Radcliffe Bailey's work is in numerous permanent collections such as the Corcoran Gallery of Art, Metropolitan Museum of Art and the Smithsonian Institute. The formal quality of his work suggests the conceptual characteristic of early Johns or Rauschenberg. But it is Bailey's evocation of a kind of mystic urbanism, his use of rich expressive color, as well as plentiful allusions to Southern African-American folk culture - also characteristic of the work of artists such as David Hammons, Betye Saar and Jean-Michel Basquiat - that provide both improvisational bravura and an extravaganza of eccentric symbolism.

Bailey often uses broad, seemingly still-liquid strokes of indigo to define and accentuate a network of brighter colors and painterly gestures. Very often antique photographs of African-Americans - seated formal family shots, ancient baseball games, dignified individual portraits - are collaged into the lyrically gridlocked painting surface amid other decoration such as African dolls and felt ribbons. The paintings are scarred and marked with dates, numbers, names of cities and places that allude to an historical undercurrent. Place names saturated with black historical lore - Louisiana, Angola, Mobile, Birmingham, Sierra Leone - are combined with briskly painted phrases and filigreed brushstrokes.

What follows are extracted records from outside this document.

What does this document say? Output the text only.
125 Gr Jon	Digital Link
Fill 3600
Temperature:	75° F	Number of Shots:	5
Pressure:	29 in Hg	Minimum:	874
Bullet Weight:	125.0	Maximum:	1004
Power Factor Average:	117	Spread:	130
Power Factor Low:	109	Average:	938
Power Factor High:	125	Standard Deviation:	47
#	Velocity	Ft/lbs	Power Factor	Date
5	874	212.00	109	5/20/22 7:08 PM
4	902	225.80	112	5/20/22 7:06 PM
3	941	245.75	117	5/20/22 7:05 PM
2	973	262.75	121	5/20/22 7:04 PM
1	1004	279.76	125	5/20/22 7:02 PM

Bailey's work is known for the vital connections it makes: between art and life, people and the land, ancestors and their descendants. "Growing up, I spent a lot of time with my grandparents and great-grandparents," he says, "and I feel like that's lost in most families today. In my art, I try to restore some of the lost kinship between people." Bailey is inspired by - and often uses - old family photographs and heirlooms in his work.

John Nickerson

John Nickerson's career has taken him through positions as a professor at several universities to Designer in Residence at Blenko Glass Company. The last two decades Nickerson has been working from his studio exhibiting his work internationally. His works are in prestigious museum collections - Corning Museum of Glass, Delaware Art Museum, Denver Art Museum, Muskegon Museum of Art and Musee des Arts Decoratifs, Lausanne, Switzerland to name a few.

Nickerson was one of the earlier American glass blowers to be influenced by the Scandinavian art form. Unlike many recent glass blowers, he still strictly adheres to their methodology of high quality workmanship created by the artist's hand alone. Blowing, cutting, faceting, grinding and polishing without technical or technological shortcuts, this artist continues classic and time-honored glass-making traditions which are almost lost due to the time it takes to see a piece through to completion.

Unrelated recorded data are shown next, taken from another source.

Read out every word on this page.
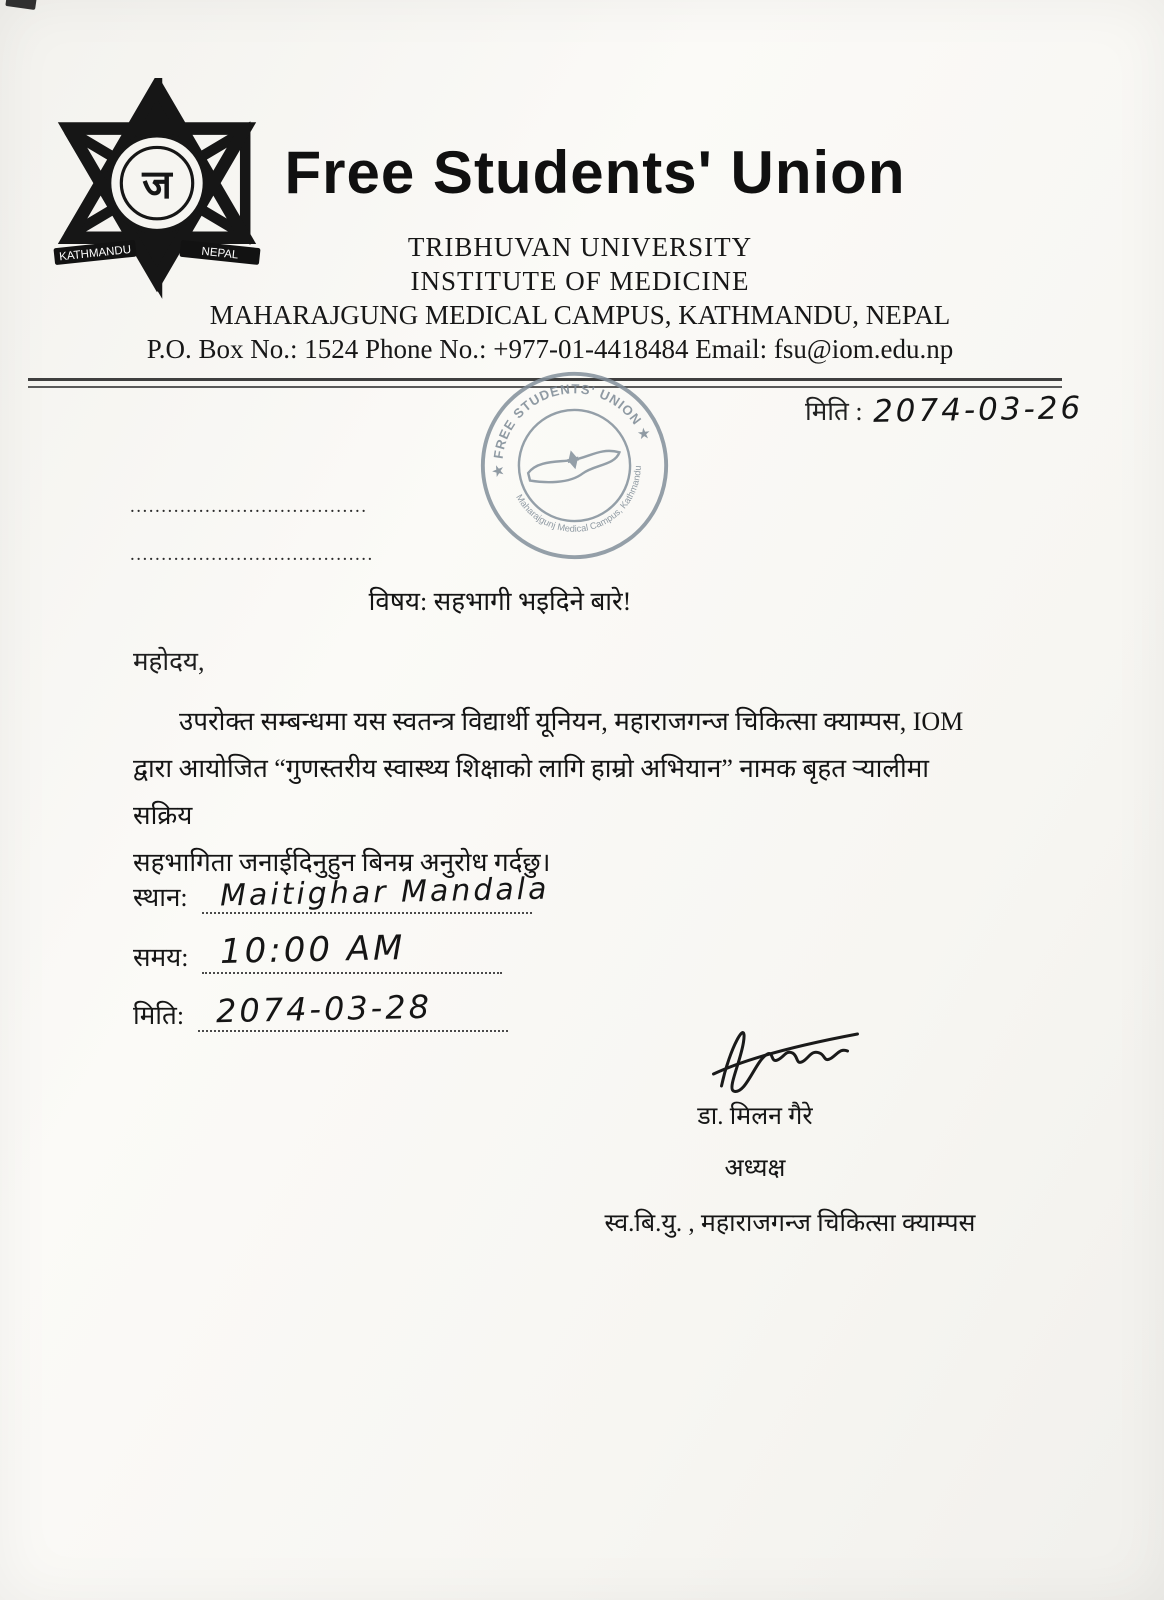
ज
KATHMANDU	NEPAL
Free Students' Union
TRIBHUVAN UNIVERSITY
INSTITUTE OF MEDICINE
MAHARAJGUNG MEDICAL CAMPUS, KATHMANDU, NEPAL
P.O. Box No.: 1524 Phone No.: +977-01-4418484 Email: fsu@iom.edu.np
मिति : 2074-03-26
★ FREE STUDENTS' UNION ★
Maharajgunj Medical Campus, Kathmandu
......................................
.......................................
विषय: सहभागी भइदिने बारे!
महोदय,
उपरोक्त सम्बन्धमा यस स्वतन्त्र विद्यार्थी यूनियन, महाराजगन्ज चिकित्सा क्याम्पस, IOM
द्वारा आयोजित “गुणस्तरीय स्वास्थ्य शिक्षाको लागि हाम्रो अभियान” नामक बृहत ऱ्यालीमा सक्रिय
सहभागिता जनाईदिनुहुन बिनम्र अनुरोध गर्दछु।
स्थान: Maitighar Mandala
समय: 10:00 AM
मिति: 2074-03-28
डा. मिलन गैरे
अध्यक्ष
स्व.बि.यु. , महाराजगन्ज चिकित्सा क्याम्पस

Combining practical utility with sheer beauty, Nickerson's work is known for its pure color, clean modern lines and his alteration of the blown form. For many years Nickerson worked using strong transparent colors which play with or against each other. Now utilizing materials from Australia he experiments with translucent and opaque colors. Light is a strong presence in his work as are color and a refined design language that combines patterns and spaces. Nickerson brings a passion to his glass forms whether sculptural or blown, forging a tangible connection to the earth and its elements.